Вступительные экзамены он не выдержал, но домой вернулся без досады и огорчения. А вот мама расстроилась.

— Ну, что же теперь, — сказала она, огорченно глядя на сына. — Видно, не судьба. Пойдешь в восьмой класс…

И вот — совсем другая, незнакомая средняя школа, новые, незнакомые учителя, большой — сорок человек! — класс, в котором Павел и немногие однокашники его затерялись среди второгодников, собранных чуть не со всего города, — точно зернышки вики в горохе. Учеба у Павла здесь не пошла, и на уроки ходил он с тяжелым чувством.

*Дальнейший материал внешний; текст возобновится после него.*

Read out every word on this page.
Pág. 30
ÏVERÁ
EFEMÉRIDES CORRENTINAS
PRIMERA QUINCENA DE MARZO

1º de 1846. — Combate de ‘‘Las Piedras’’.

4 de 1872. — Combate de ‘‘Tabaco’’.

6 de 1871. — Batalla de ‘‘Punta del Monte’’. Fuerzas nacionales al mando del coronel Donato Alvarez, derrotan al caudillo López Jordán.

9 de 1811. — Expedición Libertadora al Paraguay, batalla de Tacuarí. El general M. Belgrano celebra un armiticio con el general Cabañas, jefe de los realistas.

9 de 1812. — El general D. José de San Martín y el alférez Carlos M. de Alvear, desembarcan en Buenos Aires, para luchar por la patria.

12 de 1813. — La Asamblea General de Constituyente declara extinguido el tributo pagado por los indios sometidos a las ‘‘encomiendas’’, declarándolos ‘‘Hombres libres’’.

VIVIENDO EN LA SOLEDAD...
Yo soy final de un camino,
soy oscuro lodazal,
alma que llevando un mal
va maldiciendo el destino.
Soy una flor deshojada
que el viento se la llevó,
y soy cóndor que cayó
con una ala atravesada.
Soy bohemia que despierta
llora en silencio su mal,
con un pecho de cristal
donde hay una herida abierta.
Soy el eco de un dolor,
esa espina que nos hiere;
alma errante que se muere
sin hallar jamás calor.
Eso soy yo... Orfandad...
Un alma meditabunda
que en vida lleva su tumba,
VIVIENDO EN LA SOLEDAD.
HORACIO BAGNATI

В холодный и тусклый предзимний день Павел признался матери, что уже две недели пропускает занятия и вообще не хочет учиться.

Мать растерянно присела на край кровати.

— А где же ты пропадал? Ведь все время уходил в школу.

— Я в библиотеке сидел. В читальном зале.

— Обманщик! И в кого такой хитрый? — мать было замахнулась, чтобы дать ему подзатыльник, но задержала руку и мягко опустила ее на колени. — Ну, хорошо хоть на улице не болтался. На улице-то сейчас сыро, зябко… Ну, что с тобой делать, ума не приложу.

— Ничего со мной делать не надо, — серьезно, с легкой обидой возразил Павел. — Я, чай, не маленький. Работать пойду.

Он сказал это, не подумав заранее, просто слова «работать пойду» часто звучали и в седьмом классе, в дни выпускных экзаменов, и в квартирах вокруг, они точно наготове были в душе Павла и теперь, когда настало их время, сами собой сорвались с языка.

— В пятнадцать-то лет? — спросила мать. — Ну, уж нет…

Через два дня утром она повела его на фабрику. Реденький влажный снег хлопковым пухом сеялся на крыши корпусов, железные площадки пожарных лестниц и стертый, серо-розовый булыжник в фабричном дворе.

Павла взяли курьером планового отдела.

…Пригнувшись и развернув кепку козырьком назад, чтобы не мешала, Анатолий ощупывал старую шестерню, с усилием поворачивая ее на оси. Надо было снять ее, не тревожа, то есть не снимая сцепляющиеся с ней детали. Это сберегало уйму времени, но было связано с риском: он мог ненароком поломать зубья других шестеренок, а таких в запасе нет. Втулка ведущей шестерни давно уж выработалась, вкладыши под ней ходуном ходили. Анатолий взял молоток, зубило и точными осторожными ударами выбил сначала один вкладыш, потом другой, третий… Шестерня резко осела вниз, но Анатолий успел отвести ее чуть в сторону и еще через минуту снял с вала.

— Сверчок, — позвал он.

— Чего?

— Дуй на верхний склад. Шестерню отнесешь.

Склад отработанных деталей находился в башне, надстроенной над прядильным корпусом; здесь проходил ствол второго лифта, а выше, в небольшой комнате, на стеллажах, сколоченных из толстых досок, ржавел и дремал, ожидая переплавки, отработавший свое металл. Грудами, в беспорядке навалены были на полках колеса и маховики снятых трансмиссий, погнутые валы, веретенные гнезда, шестерни, втулки… Их было так много и так они были тяжелы, что доски под ними потрескались и прогнулись.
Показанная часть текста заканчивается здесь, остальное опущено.